Of course the dollar per tree metric is related to the year, as tons_produced depends on weather conditions. To see the metric for each year and each apple variety, use a GROUP BY multi-columns:


SELECT year,
       apple_variety, 
       AVG((tons_produced * price_per_ton)/number_of_trees) AS avg_dollar_per_tree,
       MAX((tons_produced * price_per_ton)/number_of_trees) AS max_dollar_per_tree,
       MIN((tons_produced * price_per_ton)/number_of_trees) AS min_dollar_per_tree
FROM   apple
GROUP  BY year, apple_variety

The result:

year apple_variety avg_dollar_per_tree max_dollar_per_tree min_dollar_per_tree
2020 Red Delicious 2.77 2.77 2.77
2020 Magic Green 2.95 2.95 2.95
2020 Red Globus 3.71 3.71 3.71
2019 Red Delicious 2.52 2.52 2.52
2019 Magic Green 3.08 3.08 3.08
2019 Red Globus 3.67 3.67 3.67
2018 Red Delicious 2.90 2.90 2.90
2018 Red Globus 3.16 3.16 3.16
2017 Red Delicious 2.62 2.62 2.62
2016 Red Delicious 2.28 2.28 2.28

Looking at this result, notice several columns have the same values for AVG(), MAX() and MIN() results. This is due to the groups created by the GROUP BY having one record, resulting in the same average, maximum and minimum values.

Closing Words

In this lesson you learned to use the SQL GROUP BY and aggregate functions to increase the power expressivity of the SQL SELECT statement. You know about the collapse issue, and understand you cannot reference individual records once the GROUP BY clause is used.

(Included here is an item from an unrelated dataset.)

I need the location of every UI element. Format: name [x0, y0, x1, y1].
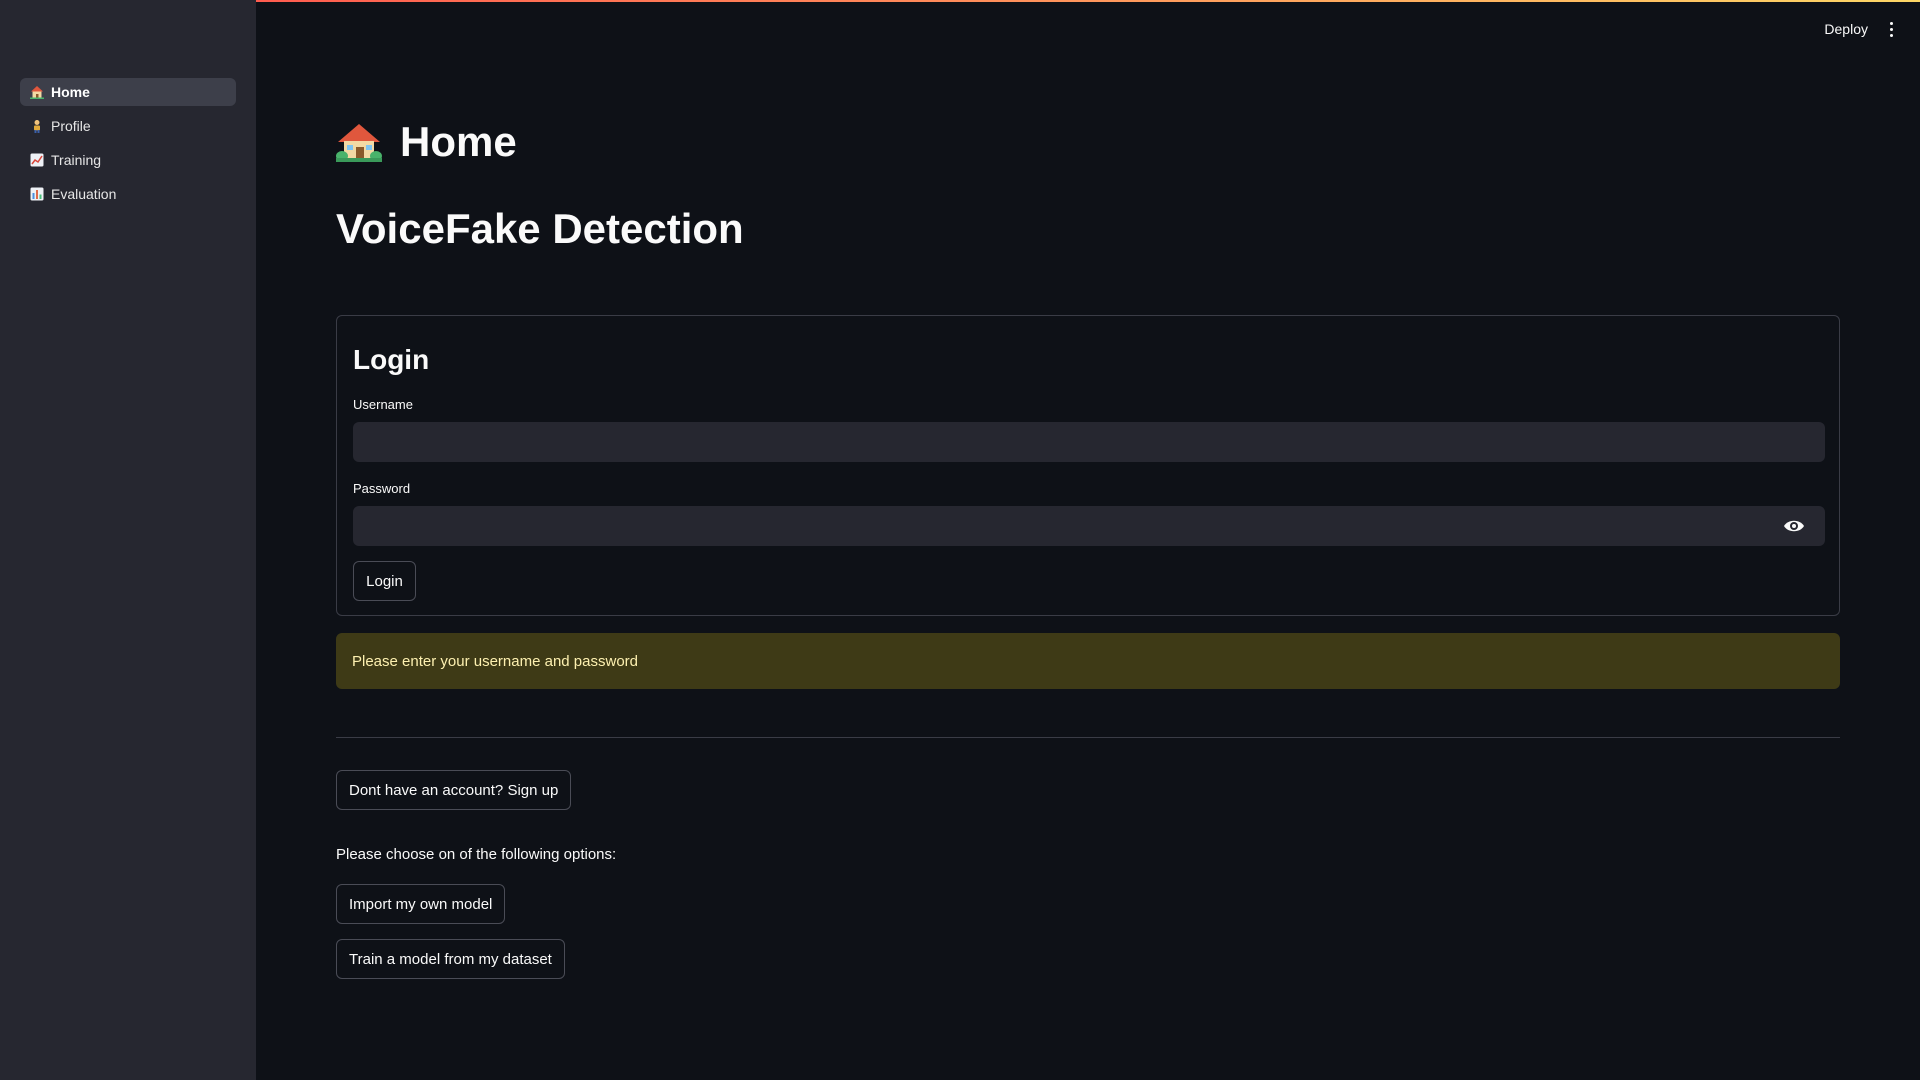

If you need to access the individual record, SQL provides WINDOW FUNCTIONS as you will learn in a later lesson. For example, if you want a report to show how much is the difference between current year price_per_ton and average of price_ton, you clearly need to access the individual record to obtain the current year price and the average price, you can use the SQL WINDOW FUNCTIONS.

The next lesson goes into more depth on the aggregate functions. You have already used some in this lesson such as AVG(), SUM(), MIN() and MAX(). Keep going, learn SQL and increase your skills!